Après la crise de la veille, une certaine bénévolence flottait autour des tables du petit déjeuner. Josette et René avaient l'air en pleine forme; par contre les écologistes jurassiens étaient dans un état lamentable, je m'en aperçus dès leur arrivée clopinante.
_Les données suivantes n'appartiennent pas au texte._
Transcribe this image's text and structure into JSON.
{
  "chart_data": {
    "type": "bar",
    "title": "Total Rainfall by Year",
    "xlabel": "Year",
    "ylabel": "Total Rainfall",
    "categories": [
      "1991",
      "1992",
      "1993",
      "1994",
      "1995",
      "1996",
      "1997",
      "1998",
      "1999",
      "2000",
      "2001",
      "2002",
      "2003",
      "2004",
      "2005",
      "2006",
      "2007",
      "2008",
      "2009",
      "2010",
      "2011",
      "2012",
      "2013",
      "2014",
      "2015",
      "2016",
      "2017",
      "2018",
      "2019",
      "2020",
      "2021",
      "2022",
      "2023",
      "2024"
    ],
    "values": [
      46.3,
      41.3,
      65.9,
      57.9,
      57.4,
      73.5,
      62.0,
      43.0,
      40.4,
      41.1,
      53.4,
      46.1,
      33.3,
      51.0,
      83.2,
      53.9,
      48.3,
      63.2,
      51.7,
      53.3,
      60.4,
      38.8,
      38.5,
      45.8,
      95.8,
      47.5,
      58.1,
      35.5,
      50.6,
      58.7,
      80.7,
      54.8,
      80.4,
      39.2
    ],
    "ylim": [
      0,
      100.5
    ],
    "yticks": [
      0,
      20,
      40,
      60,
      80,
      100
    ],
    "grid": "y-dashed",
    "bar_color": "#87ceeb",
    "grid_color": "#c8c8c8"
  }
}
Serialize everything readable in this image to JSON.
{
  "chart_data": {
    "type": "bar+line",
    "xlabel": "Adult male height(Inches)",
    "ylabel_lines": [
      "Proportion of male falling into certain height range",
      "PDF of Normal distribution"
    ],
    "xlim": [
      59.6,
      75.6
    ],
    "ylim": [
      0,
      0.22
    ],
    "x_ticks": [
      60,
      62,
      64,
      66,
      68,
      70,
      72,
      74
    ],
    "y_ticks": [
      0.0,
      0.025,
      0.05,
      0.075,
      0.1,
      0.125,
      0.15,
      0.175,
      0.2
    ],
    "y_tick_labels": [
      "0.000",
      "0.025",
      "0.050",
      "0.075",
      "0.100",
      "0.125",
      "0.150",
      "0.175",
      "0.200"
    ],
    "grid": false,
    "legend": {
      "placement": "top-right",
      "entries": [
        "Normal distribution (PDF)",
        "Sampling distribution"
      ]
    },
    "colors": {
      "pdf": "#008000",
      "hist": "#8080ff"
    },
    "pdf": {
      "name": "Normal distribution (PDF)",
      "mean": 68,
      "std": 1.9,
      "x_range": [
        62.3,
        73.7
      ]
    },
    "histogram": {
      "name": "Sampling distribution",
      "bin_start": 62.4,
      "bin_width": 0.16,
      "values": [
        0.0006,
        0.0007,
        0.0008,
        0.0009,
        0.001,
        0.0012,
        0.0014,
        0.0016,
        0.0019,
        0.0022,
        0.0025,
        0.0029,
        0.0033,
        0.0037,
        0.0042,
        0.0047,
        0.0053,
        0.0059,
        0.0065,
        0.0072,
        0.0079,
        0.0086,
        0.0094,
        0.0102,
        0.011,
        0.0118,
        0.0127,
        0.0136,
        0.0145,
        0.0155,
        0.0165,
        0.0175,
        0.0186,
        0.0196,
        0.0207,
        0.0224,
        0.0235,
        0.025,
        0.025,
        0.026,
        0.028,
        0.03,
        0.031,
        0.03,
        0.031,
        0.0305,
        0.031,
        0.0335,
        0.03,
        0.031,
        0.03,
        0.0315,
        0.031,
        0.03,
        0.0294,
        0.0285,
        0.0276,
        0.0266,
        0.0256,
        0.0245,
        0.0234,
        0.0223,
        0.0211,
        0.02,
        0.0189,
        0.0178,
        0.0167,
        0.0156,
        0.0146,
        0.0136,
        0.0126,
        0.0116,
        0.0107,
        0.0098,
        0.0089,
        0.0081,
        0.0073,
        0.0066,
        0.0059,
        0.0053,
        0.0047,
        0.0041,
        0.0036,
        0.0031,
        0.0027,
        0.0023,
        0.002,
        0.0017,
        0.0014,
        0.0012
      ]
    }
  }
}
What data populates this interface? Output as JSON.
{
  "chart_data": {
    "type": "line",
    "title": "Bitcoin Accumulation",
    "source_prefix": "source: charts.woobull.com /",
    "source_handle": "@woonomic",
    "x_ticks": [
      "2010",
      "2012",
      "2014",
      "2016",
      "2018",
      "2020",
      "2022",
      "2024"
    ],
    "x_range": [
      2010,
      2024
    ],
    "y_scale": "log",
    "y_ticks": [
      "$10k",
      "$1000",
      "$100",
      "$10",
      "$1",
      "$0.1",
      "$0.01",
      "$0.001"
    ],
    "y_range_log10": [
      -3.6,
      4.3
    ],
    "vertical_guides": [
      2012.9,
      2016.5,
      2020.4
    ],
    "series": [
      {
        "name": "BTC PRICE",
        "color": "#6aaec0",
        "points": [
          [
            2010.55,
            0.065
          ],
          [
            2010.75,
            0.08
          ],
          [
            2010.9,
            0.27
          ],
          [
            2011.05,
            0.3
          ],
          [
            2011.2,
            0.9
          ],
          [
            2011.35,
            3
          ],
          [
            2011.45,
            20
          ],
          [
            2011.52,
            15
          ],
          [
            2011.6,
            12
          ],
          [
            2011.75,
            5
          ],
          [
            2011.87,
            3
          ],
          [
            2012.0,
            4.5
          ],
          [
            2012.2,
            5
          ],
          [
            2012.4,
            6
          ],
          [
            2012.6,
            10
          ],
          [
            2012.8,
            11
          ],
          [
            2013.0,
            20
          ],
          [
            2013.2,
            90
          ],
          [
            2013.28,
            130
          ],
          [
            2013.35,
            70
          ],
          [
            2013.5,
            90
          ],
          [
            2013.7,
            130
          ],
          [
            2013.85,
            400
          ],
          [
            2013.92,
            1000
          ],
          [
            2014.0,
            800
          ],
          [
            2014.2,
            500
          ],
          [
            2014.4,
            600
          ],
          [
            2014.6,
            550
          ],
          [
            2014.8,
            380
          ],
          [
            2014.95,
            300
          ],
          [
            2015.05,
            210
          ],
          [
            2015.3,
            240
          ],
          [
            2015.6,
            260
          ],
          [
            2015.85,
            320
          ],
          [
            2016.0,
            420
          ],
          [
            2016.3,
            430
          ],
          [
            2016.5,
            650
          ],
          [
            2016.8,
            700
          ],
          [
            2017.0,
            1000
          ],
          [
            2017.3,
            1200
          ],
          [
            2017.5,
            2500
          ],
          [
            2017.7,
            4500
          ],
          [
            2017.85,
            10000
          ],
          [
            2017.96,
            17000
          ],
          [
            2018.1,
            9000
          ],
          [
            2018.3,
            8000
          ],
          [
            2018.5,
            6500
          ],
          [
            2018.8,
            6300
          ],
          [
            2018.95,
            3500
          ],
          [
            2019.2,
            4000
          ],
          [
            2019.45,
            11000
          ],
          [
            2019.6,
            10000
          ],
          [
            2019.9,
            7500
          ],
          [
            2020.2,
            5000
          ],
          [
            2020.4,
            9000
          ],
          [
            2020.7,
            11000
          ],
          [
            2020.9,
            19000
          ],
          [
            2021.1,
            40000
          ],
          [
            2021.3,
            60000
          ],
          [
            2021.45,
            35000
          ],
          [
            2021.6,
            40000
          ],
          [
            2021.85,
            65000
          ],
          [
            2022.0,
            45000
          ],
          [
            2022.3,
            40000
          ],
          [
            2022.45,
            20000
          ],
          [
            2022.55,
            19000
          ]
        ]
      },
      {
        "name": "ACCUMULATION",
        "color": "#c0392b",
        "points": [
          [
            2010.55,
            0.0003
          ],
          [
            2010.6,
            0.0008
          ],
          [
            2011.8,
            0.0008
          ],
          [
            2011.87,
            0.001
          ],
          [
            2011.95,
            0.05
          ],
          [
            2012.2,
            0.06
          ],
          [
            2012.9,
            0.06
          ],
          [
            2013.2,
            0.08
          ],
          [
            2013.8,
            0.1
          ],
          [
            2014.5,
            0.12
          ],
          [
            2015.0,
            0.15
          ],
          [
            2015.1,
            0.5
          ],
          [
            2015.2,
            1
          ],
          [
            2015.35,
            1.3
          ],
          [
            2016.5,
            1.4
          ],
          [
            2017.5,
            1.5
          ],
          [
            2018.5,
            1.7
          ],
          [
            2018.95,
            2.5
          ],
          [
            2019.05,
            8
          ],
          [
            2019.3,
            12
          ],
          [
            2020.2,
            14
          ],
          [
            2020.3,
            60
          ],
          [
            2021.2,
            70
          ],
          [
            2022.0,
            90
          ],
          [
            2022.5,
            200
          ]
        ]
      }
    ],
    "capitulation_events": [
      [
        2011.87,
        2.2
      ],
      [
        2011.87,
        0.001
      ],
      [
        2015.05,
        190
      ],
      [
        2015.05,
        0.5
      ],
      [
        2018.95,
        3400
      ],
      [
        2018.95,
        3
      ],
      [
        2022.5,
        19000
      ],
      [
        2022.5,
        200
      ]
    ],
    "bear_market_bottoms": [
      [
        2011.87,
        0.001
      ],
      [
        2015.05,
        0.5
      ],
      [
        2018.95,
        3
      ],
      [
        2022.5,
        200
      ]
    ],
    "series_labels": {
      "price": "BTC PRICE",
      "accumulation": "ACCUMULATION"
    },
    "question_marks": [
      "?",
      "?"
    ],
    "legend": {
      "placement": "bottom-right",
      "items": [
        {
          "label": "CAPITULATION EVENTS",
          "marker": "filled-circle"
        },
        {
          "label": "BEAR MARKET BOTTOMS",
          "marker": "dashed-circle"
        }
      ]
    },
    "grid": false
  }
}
Les prolétaires de la génération précédente, qui apprécient sans complexe le confort moderne lorsqu'il se présente, se montrent en cas d'inconfort avéré beaucoup plus résistants que leurs enfants, ceux-ci dussent-ils afficher des positions «écologistes». Eric et Sylvie n'avaient pas fermé l'œil de la nuit; Sylvie, de plus, était littéralement couverte de cloques rouges. «Oui, les moustiques m'ont pas raté, confirma-t-elle avec amertume.
– J'ai une crème apaisante, si vous voulez. Elle est très efficace; je peux aller la chercher.
– Oui je veux bien, c'est gentil; mais on va d'abord prendre un café.»
Le café était dégueulasse, très clair, presque imbuvable; de ce point de vue là, au moins, on était aux normes américaines. Ils avaient l'air bien cons, ce jeune couple, ça me faisait presque de la peine de voir leur «paradis écologique» se fissurer sous leurs yeux; mais je sentais que tout allait me faire de la peine, aujourd'hui. Je regardai à nouveau vers le sud. «Je crois que c'est très beau, la Birmanie» dis-je à mi-voix, plutôt pour moi-même. Sylvie confirma avec sérieux: en effet c'était très beau, elle avait entendu dire la même chose; cela dit, elle s'interdisait d'aller en Birmanie. Ce n'était pas possible d'être complice en aidant par ses devises au maintien d'une dictature pareille. Oui, oui, pensai-je; les devises. «Les droits de l'homme, c'est important!» s'exclama-t-elle, presque avec désespoir. Quand les gens parlent de «droits de l'homme», j'ai toujours plus ou moins l'impression qu'ils font du second degré; mais ce n'était pas le cas, je ne crois pas, pas en l'occurrence.